The node uses a Lanelet2 map, which is converted into a Polyline format compatible with the model. Each polyline consists of:

Up to 20 points
9 features per point (e.g., position, direction, type)

⚠️ Important Notes:

Map coverage affects prediction quality.
Including or excluding sidewalks in the polyline map can significantly alter the MTR’s output. For example, if sidewalks are not represented, the model may avoid generating paths that cross them.

Polyline representation of lanelet2 map used by the MTR node

Polyline representation of lanelet2 map

⚡ Performance

Inference frequency: 10 Hz
GPU latency: ~30–40 ms (on RTX 3090)
CPU-only inference may struggle to keep real-time speed

🧪 Simulation Tests

Although the training process showed promising quantitative results, simulation performance was suboptimal. Most of the predicted trajectory modes were unsafe, often veering outside the map boundaries. While the MTR model appeared to learn general motion patterns from the training data, its lack of high-level guidance (e.g., route planning, lane-following commands, turn intentions) severely limited its real-world applicability in closed-loop simulation.
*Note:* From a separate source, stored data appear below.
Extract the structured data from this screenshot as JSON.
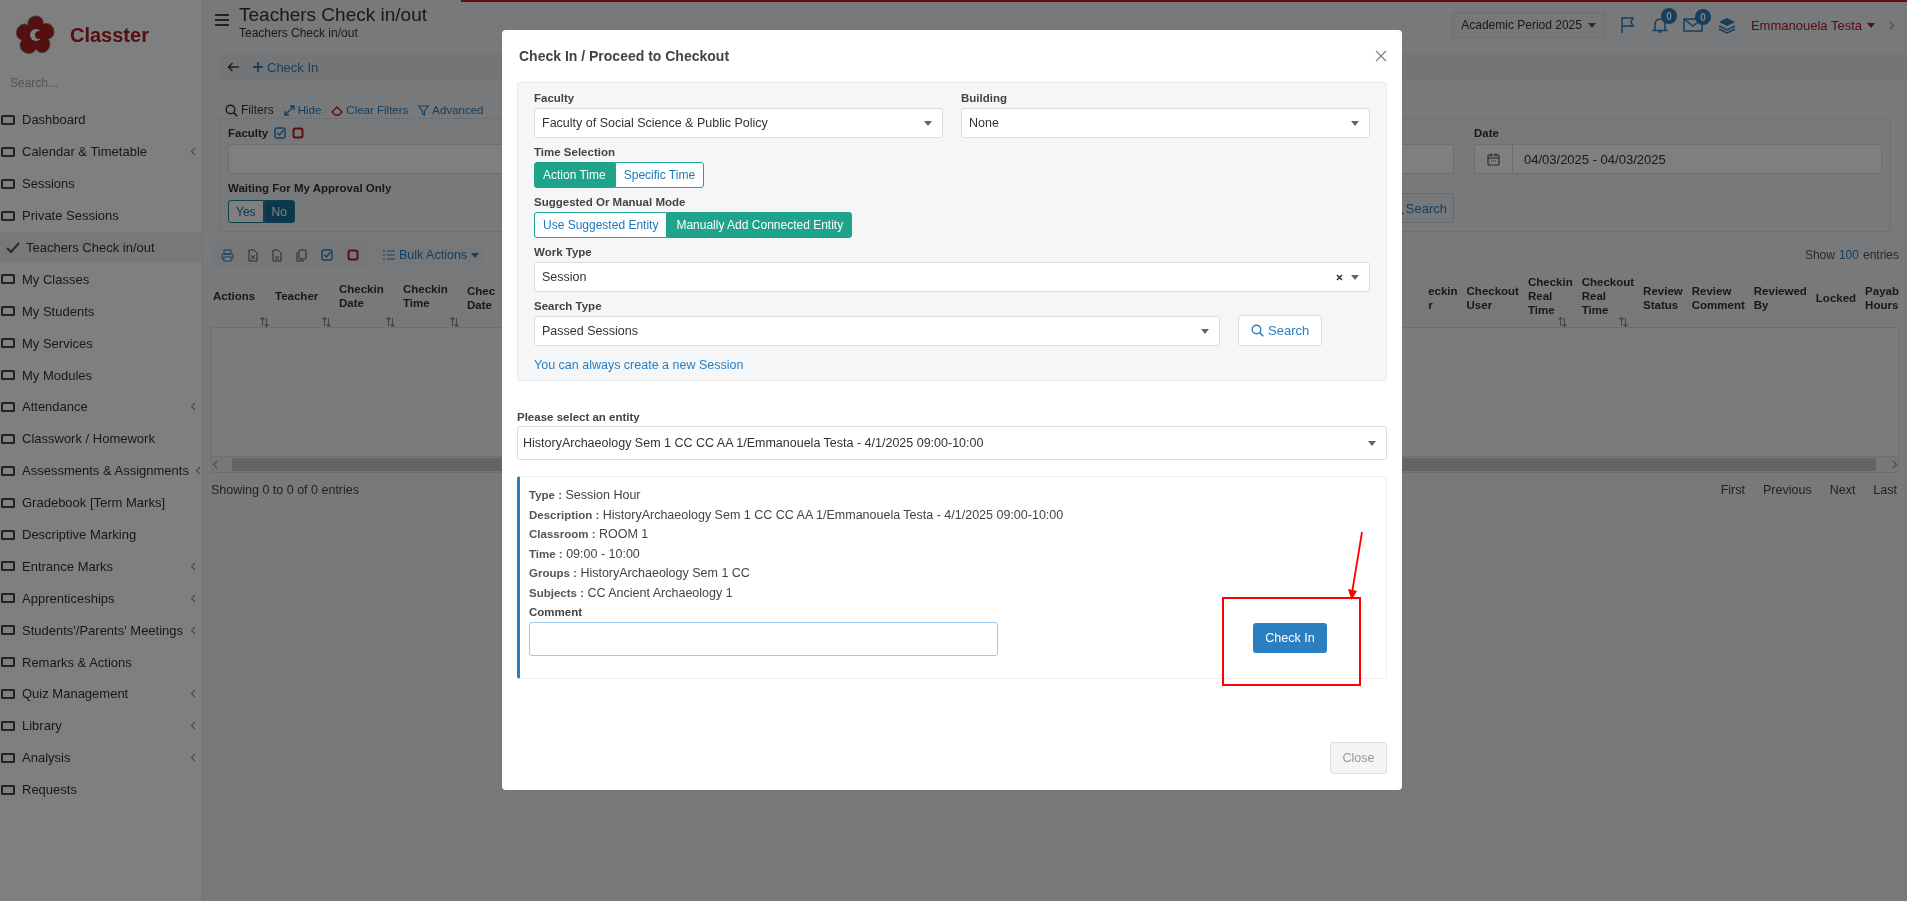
{
  "sidebar": {
    "logo": "Classter",
    "search_placeholder": "Search...",
    "items": [
      {
        "label": "Dashboard",
        "selected": false,
        "expandable": false
      },
      {
        "label": "Calendar & Timetable",
        "selected": false,
        "expandable": true
      },
      {
        "label": "Sessions",
        "selected": false,
        "expandable": false
      },
      {
        "label": "Private Sessions",
        "selected": false,
        "expandable": false
      },
      {
        "label": "Teachers Check in/out",
        "selected": true,
        "expandable": false
      },
      {
        "label": "My Classes",
        "selected": false,
        "expandable": false
      },
      {
        "label": "My Students",
        "selected": false,
        "expandable": false
      },
      {
        "label": "My Services",
        "selected": false,
        "expandable": false
      },
      {
        "label": "My Modules",
        "selected": false,
        "expandable": false
      },
      {
        "label": "Attendance",
        "selected": false,
        "expandable": true
      },
      {
        "label": "Classwork / Homework",
        "selected": false,
        "expandable": false
      },
      {
        "label": "Assessments & Assignments",
        "selected": false,
        "expandable": true
      },
      {
        "label": "Gradebook [Term Marks]",
        "selected": false,
        "expandable": false
      },
      {
        "label": "Descriptive Marking",
        "selected": false,
        "expandable": false
      },
      {
        "label": "Entrance Marks",
        "selected": false,
        "expandable": true
      },
      {
        "label": "Apprenticeships",
        "selected": false,
        "expandable": true
      },
      {
        "label": "Students'/Parents' Meetings",
        "selected": false,
        "expandable": true
      },
      {
        "label": "Remarks & Actions",
        "selected": false,
        "expandable": false
      },
      {
        "label": "Quiz Management",
        "selected": false,
        "expandable": true
      },
      {
        "label": "Library",
        "selected": false,
        "expandable": true
      },
      {
        "label": "Analysis",
        "selected": false,
        "expandable": true
      },
      {
        "label": "Requests",
        "selected": false,
        "expandable": false
      }
    ]
  },
  "header": {
    "page_title": "Teachers Check in/out",
    "breadcrumb": "Teachers Check in/out",
    "academic_period": "Academic Period 2025",
    "notifications_count": "0",
    "messages_count": "0",
    "user_name": "Emmanouela Testa",
    "action": "Check In"
  },
  "filters": {
    "links": [
      "Filters",
      "Hide",
      "Clear Filters",
      "Advanced"
    ],
    "faculty_label": "Faculty",
    "approval_label": "Waiting For My Approval Only",
    "approval_options": [
      {
        "label": "Yes",
        "selected": false
      },
      {
        "label": "No",
        "selected": true
      }
    ],
    "date_label": "Date",
    "date_value": "04/03/2025 - 04/03/2025",
    "search": "Search"
  },
  "table": {
    "bulk_actions": "Bulk Actions",
    "show": "Show",
    "page_size": "100",
    "entries": "entries",
    "columns_left": [
      {
        "label": "Actions",
        "sortable": true
      },
      {
        "label": "Teacher",
        "sortable": true
      },
      {
        "label": "Checkin Date",
        "sortable": true
      },
      {
        "label": "Checkin Time",
        "sortable": true
      },
      {
        "label": "Chec Date",
        "sortable": false
      }
    ],
    "columns_right": [
      {
        "label": "eckin r",
        "sortable": false
      },
      {
        "label": "Checkout User",
        "sortable": false
      },
      {
        "label": "Checkin Real Time",
        "sortable": true
      },
      {
        "label": "Checkout Real Time",
        "sortable": true
      },
      {
        "label": "Review Status",
        "sortable": false
      },
      {
        "label": "Review Comment",
        "sortable": false
      },
      {
        "label": "Reviewed By",
        "sortable": false
      },
      {
        "label": "Locked",
        "sortable": false
      },
      {
        "label": "Payab Hours",
        "sortable": false
      }
    ],
    "info": "Showing 0 to 0 of 0 entries",
    "pager": [
      "First",
      "Previous",
      "Next",
      "Last"
    ]
  },
  "modal": {
    "title": "Check In / Proceed to Checkout",
    "faculty_label": "Faculty",
    "faculty_value": "Faculty of Social Science & Public Policy",
    "building_label": "Building",
    "building_value": "None",
    "time_label": "Time Selection",
    "time_options": [
      {
        "label": "Action Time",
        "selected": true
      },
      {
        "label": "Specific Time",
        "selected": false
      }
    ],
    "mode_label": "Suggested Or Manual Mode",
    "mode_options": [
      {
        "label": "Use Suggested Entity",
        "selected": false
      },
      {
        "label": "Manually Add Connected Entity",
        "selected": true
      }
    ],
    "work_type_label": "Work Type",
    "work_type_value": "Session",
    "search_type_label": "Search Type",
    "search_type_value": "Passed Sessions",
    "search": "Search",
    "create_link": "You can always create a new Session",
    "entity_label": "Please select an entity",
    "entity_value": "HistoryArchaeology Sem 1 CC CC AA 1/Emmanouela Testa - 4/1/2025 09:00-10:00",
    "details": [
      "**Type :** Session Hour",
      "**Description :** HistoryArchaeology Sem 1 CC CC AA 1/Emmanouela Testa - 4/1/2025 09:00-10:00",
      "**Classroom :** ROOM 1",
      "**Time :** 09:00 - 10:00",
      "**Groups :** HistoryArchaeology Sem 1 CC",
      "**Subjects :** CC Ancient Archaeology 1"
    ],
    "comment_label": "Comment",
    "check_in": "Check In",
    "close": "Close"
  }
}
This aligns with the original design of MTR as a trajectory prediction model — not a planner. Without an explicit route or semantic command input, the ego vehicle lacks the context necessary for reliable decision-making during autonomous navigation. checkpoint_40.webm

Example simulation output showing trajectory drift and mode dispersion

⚠️ Key Observations

Synthetic training data limitations: Training on naively generated synthetic scenarios (e.g., randomized start/goal pairs) introduced challenges in coverage, relevance, and diversity.
Long training cycles: Training times were significant, especially given the volume of synthetic data required to achieve generalization.
Scenario mining was lacking: No curriculum learning or hard-negative sampling was used, which likely contributed to poor behavior in corner cases.
Instability in PSim datasets: Results were inconsistent, particularly in complex scenes such as curves and intersections.
Hardware bottlenecks: Training was constrained to a batch size of 6 due to GPU memory limits (RTX 3090), which likely impacted stability and convergence.
Checkpoint quality: Despite fine-tuning, the T4-generated model checkpoints did not generalize well and failed to produce consistent, safe trajectories in simulation.

💡 Takeaway

MTR is not a plug-and-play planner. Its predictions are highly sensitive to input signals, map structure, and training diversity. In safety-critical applications like motion planning, additional modules — such as goal conditioning, semantic intention inputs, or downstream selectors — are essential to ensure safe operation.

This aligns with the initial project objectives, which sought to assess whether MTR could be effectively used in a planning context. Through integration testing, closed-loop simulation, and training analysis, it became evident that while MTR captures general motion patterns, it lacks the architectural components and robustness required for direct deployment in a planning stack.

As such, the findings strongly support further exploration of:

Route-conditioned or intention-aware variants of MTR,
Dataset refinement to include more structured and diverse supervision,
Hybrid approaches that combine prediction with rule-based or optimization-based selectors.